Abstract

Twenty-first-century elected right-wing regimes share many similarities apart from being led by “authoritarian populists” who centralize power in themselves and represent ethnic or religious majorities at the expense of other citizens. Since higher judiciaries are key to ensuring executive accountability and the separation of powers in a liberal democratic constitutional setup, they are on the front lines of authoritarian attempts at institutional capture. Unlike earlier dictatorships that suspended existing constitutional protections or imposed martial law, current authoritarian regimes maintain a semblance of legality and constitutionalism while in practice attempting to remake the judiciary in their own image. This phenomenon has been variously termed “autocratic legalism,” “abusive constitutionalism,” and “populist constitutionalism.”In this article, I look at how the Indian Supreme Court (SC) has responded to executive incursions under the Narendra Modi regime since 2014. Even today, the court continues to deliver important democracy-enhancing judgments, breaking away from India’s colonial inheritance in matters like criminalizing same-sex relationships and adultery. However, the last decade is strongly marked by two features: first, an unwillingness to hear major constitutional issues that might challenge the regime; and second, judgments that serve as an advertorial for the regime, reinforcing an antiminority ideological orientation, justifying the government’s actions, and promoting Modi’s personality cult.
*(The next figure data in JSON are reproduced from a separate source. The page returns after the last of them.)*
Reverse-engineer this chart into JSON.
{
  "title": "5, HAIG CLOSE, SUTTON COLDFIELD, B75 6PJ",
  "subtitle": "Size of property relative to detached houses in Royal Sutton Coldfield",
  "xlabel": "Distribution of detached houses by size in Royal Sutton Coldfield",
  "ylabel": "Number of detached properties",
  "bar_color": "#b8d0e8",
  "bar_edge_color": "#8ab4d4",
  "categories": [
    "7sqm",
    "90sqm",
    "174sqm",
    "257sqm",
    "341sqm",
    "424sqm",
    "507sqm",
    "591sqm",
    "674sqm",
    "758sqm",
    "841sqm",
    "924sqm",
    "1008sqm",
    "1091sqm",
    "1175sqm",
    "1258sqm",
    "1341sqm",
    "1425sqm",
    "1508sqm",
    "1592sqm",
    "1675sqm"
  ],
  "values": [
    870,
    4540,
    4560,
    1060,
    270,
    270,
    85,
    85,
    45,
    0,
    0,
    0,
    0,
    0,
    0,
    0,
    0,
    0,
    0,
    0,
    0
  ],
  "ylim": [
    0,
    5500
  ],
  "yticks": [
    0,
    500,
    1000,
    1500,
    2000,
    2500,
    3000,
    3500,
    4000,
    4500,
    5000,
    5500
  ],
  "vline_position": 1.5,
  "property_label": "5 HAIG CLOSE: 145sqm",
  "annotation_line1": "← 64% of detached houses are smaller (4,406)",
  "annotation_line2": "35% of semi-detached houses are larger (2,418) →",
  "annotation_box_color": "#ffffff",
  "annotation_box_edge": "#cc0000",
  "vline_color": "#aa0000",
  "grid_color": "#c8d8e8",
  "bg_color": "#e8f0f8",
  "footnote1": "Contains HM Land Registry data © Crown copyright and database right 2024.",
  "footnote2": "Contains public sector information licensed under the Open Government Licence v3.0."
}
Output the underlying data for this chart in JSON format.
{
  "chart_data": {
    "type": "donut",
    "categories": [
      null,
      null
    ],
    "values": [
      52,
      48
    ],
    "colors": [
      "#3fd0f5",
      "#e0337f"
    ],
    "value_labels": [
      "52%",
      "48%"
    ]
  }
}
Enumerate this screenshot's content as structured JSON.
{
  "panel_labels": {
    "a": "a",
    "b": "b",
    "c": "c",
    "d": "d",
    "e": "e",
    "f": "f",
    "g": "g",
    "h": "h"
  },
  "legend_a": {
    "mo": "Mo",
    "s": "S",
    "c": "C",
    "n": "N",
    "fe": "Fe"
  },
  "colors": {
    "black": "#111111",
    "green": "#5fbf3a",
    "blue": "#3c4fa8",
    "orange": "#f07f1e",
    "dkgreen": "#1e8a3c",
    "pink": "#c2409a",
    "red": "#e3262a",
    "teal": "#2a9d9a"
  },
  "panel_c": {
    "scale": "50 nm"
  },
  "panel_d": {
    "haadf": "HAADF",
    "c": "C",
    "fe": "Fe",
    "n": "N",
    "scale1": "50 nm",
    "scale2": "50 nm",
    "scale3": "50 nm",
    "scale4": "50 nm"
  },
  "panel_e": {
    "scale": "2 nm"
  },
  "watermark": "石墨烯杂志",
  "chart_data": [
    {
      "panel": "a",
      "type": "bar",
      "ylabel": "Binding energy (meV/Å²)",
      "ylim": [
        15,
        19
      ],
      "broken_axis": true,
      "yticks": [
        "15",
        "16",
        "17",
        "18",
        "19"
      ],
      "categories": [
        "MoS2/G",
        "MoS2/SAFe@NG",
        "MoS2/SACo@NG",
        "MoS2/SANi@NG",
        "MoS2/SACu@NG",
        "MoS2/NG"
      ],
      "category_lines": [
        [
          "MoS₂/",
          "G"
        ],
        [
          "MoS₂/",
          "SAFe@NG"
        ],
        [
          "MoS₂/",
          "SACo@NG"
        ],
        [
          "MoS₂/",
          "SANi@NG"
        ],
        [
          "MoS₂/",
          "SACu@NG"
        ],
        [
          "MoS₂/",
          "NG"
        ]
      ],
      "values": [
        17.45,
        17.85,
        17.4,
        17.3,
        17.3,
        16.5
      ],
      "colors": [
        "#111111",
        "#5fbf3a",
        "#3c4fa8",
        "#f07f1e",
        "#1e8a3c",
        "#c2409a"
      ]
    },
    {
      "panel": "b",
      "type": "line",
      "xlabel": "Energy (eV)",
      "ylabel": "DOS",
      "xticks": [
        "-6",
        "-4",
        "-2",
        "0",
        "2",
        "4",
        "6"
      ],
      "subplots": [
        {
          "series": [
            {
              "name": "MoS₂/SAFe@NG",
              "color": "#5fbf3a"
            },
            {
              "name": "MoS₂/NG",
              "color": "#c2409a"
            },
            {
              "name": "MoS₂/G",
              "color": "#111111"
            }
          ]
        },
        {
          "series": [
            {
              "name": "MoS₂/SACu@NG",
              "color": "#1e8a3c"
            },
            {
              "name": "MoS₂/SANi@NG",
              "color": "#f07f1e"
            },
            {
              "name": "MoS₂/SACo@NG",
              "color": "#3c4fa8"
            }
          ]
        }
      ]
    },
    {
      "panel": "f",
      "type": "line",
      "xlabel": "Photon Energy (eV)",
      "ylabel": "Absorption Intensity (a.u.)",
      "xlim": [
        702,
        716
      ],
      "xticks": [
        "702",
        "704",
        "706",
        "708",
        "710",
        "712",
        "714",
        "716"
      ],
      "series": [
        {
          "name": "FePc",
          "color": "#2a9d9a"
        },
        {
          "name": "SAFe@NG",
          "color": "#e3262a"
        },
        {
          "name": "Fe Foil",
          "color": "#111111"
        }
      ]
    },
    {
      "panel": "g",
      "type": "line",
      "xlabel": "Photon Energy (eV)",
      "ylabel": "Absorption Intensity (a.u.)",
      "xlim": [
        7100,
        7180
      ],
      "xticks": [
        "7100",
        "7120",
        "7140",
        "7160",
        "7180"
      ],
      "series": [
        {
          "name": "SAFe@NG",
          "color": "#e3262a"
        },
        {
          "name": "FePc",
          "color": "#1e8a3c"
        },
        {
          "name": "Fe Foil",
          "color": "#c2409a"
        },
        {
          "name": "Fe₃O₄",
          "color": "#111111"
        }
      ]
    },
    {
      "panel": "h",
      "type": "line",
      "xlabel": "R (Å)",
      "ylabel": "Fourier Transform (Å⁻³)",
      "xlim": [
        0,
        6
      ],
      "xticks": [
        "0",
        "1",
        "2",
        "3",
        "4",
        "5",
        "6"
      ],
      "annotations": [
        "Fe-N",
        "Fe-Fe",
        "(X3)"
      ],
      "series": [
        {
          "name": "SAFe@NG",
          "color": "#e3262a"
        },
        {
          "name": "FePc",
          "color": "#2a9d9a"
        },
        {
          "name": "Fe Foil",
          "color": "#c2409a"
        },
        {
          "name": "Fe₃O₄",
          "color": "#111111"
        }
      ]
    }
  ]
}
By outsourcing several political decisions to a seemingly disinterested and neutral judiciary, the Modi government has been far more successful than it would have been if it had imposed those decisions purely by legislative majority. In turn, by addressing a variety of political issues as purely legal matters and not addressing them as constitutional questions, the courts have collaborated in the delegitimization of dissent and reinforced the claims of the Modi regime.